Building resilient systems
In April 2025, Dr Elvina Viennet, Research Fellow at the Australian Red Cross Lifeblood and Adjunct Senior Lecturer at Queensland University of Technology, and colleagues published the first global assessment of how climate change affects blood supplies.
The team reviewed the existing literature on how extreme weather events are influencing the spread of infectious diseases, physical and mental health, and the safety of blood transfusions. They then assessed these results against the various stages involved in the blood supply line.
The team found that, as extreme weather events become more common and intense, they will impact all stages of the blood system.
As we’ve already seen, extreme whether events can disrupt donation efforts, but bad weather can also make transporting blood more difficult. In the aftermath of hurricanes or wildfires, roads may not be accessible, preventing blood from being delivered where it’s needed. Damage to national and local infrastructure in such events can also delay blood testing, while the gradual shift in habitats for disease-carrying insects continues to demand more time-consuming tests of blood from potentially asymptomatic donors.
At the same time, wide scale disasters can knock out power to hospitals and other facilities, endangering blood and plasma stocks. Heatwaves will also increase the strain on existing cooling systems, increasing energy demands and putting facilities at risk of failure that add to these risks.
“Any major disruptions to the availability and safety of the blood supply puts lives at risk,” Viennet has previously told The New York Times.
However, the team believe there are important steps that can be taken to mitigate these risks. Building a climate-resilient blood supply requires flexible, context-specific strategies that account for increased disruptions and the rise of diseases. Importantly, as the global demand for blood increases, blood services will need to reassess donor exclusion rules and screening protocols as infections that have previously been linked to foreign travel become endemic in new contexts.
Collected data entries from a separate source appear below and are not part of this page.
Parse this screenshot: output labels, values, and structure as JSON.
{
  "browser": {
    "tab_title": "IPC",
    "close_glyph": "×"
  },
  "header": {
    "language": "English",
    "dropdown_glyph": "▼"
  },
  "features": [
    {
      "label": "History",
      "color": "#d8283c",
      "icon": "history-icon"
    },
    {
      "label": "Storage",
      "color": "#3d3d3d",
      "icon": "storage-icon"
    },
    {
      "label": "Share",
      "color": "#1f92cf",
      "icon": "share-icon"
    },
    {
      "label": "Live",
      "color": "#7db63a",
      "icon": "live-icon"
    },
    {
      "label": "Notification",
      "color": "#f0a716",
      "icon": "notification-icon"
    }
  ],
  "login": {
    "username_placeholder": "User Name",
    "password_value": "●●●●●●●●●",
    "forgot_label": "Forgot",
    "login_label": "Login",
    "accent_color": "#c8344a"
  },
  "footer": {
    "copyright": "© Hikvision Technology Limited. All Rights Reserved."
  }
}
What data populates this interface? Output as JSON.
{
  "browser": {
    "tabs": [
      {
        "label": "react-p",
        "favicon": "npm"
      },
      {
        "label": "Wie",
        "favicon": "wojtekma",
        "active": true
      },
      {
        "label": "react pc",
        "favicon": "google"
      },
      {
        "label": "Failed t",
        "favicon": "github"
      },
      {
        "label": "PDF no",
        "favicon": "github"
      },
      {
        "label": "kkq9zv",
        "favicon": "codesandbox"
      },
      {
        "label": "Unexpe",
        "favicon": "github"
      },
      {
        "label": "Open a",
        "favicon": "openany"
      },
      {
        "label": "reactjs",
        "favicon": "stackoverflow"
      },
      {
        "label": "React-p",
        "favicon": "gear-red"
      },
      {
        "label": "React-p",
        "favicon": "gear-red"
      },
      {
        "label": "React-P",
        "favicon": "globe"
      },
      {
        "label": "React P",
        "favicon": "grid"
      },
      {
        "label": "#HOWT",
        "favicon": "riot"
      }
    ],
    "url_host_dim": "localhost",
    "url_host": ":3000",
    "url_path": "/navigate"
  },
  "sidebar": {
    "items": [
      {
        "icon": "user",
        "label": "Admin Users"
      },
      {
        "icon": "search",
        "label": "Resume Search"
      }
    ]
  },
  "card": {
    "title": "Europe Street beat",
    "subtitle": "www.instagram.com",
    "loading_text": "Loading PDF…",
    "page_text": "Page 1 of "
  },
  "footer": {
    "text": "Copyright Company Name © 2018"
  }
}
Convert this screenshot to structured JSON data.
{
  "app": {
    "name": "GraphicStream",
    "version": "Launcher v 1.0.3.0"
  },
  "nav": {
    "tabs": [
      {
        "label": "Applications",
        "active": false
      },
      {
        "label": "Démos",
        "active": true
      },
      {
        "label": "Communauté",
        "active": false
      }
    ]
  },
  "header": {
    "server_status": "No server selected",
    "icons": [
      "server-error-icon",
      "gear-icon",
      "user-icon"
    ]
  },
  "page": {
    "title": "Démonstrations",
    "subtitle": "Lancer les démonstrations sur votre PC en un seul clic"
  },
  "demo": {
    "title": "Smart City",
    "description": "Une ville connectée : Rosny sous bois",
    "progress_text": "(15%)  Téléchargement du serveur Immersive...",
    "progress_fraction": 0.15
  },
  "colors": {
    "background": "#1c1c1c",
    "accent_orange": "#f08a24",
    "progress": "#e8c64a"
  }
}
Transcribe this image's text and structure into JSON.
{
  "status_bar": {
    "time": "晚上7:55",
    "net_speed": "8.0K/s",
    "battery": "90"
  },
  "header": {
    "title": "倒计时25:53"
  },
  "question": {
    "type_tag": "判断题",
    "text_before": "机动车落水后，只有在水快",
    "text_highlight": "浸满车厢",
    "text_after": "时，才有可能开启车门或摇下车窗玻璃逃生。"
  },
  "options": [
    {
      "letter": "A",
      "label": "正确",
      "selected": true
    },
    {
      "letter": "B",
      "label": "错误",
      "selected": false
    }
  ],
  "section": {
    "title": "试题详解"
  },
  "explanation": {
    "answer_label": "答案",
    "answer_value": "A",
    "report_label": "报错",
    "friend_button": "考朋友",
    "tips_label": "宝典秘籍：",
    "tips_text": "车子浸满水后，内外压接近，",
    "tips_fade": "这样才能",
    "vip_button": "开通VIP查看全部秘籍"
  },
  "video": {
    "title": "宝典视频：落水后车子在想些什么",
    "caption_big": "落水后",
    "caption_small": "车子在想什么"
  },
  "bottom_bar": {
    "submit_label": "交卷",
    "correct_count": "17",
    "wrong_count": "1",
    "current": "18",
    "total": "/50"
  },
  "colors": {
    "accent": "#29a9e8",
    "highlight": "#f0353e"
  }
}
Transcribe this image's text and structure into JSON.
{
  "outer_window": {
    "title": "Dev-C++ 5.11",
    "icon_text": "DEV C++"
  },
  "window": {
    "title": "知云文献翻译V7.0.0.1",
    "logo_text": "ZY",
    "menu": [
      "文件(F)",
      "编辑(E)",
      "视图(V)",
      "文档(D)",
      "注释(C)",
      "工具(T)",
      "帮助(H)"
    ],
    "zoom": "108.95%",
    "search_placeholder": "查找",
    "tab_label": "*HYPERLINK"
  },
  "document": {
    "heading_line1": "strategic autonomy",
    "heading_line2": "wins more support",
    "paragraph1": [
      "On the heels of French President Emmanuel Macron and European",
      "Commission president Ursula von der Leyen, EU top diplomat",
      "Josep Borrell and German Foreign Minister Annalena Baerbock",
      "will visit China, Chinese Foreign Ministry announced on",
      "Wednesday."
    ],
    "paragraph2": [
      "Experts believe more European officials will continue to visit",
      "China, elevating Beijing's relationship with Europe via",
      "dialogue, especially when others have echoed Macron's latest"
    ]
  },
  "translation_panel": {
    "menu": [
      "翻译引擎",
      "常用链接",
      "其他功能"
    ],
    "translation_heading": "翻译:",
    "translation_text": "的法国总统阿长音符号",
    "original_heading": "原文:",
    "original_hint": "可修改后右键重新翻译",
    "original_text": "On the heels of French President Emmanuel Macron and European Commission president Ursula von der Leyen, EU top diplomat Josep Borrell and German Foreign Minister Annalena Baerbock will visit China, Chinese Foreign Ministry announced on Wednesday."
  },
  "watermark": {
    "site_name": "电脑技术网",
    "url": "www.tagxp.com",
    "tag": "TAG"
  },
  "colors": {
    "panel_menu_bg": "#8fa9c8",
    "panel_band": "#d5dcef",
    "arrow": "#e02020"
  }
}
“Adaptable strategies are already being implemented to bolster climate resilience in blood systems. Walking blood banks, which collect donations at the site of crises, are used in both high-income and low-income countries, offering flexibility during emergencies,” the team wrote in their paper.
“Similarly, cell salvage techniques and the use of drones for blood transportation, as seen in Rwanda, improve efficiency, especially in areas with disrupted transport. These innovations reduce reliance on traditional blood supply chains and offer rapid responses to climate-related challenges.”
Nations and medical authorities also need to prepare for these risks through adaptive emergency plans. This could involve planning for supplementary blood centers during emergencies and ensuring reliable cooling systems in relevant transports, or even just adjusting routes to accommodate any weather-related disruptions.
Facilities should also be equipped with backup power storage and protocols for prioritizing testing during any climate-related disaster. They add that the WHO’s existing report on maintaining blood supplies and their components during emergencies can be adapted for climate management plans.
As with many aspects of the climate crisis, the situation is not so bleak that we cannot take meaningful action now. But despite us being increasingly aware that climate change will impact many aspects of global health in the years to come, there is still much we do not know. Thankfully, researchers are trying to address these gaps. It’s just a question of whether or not others will listen to their results.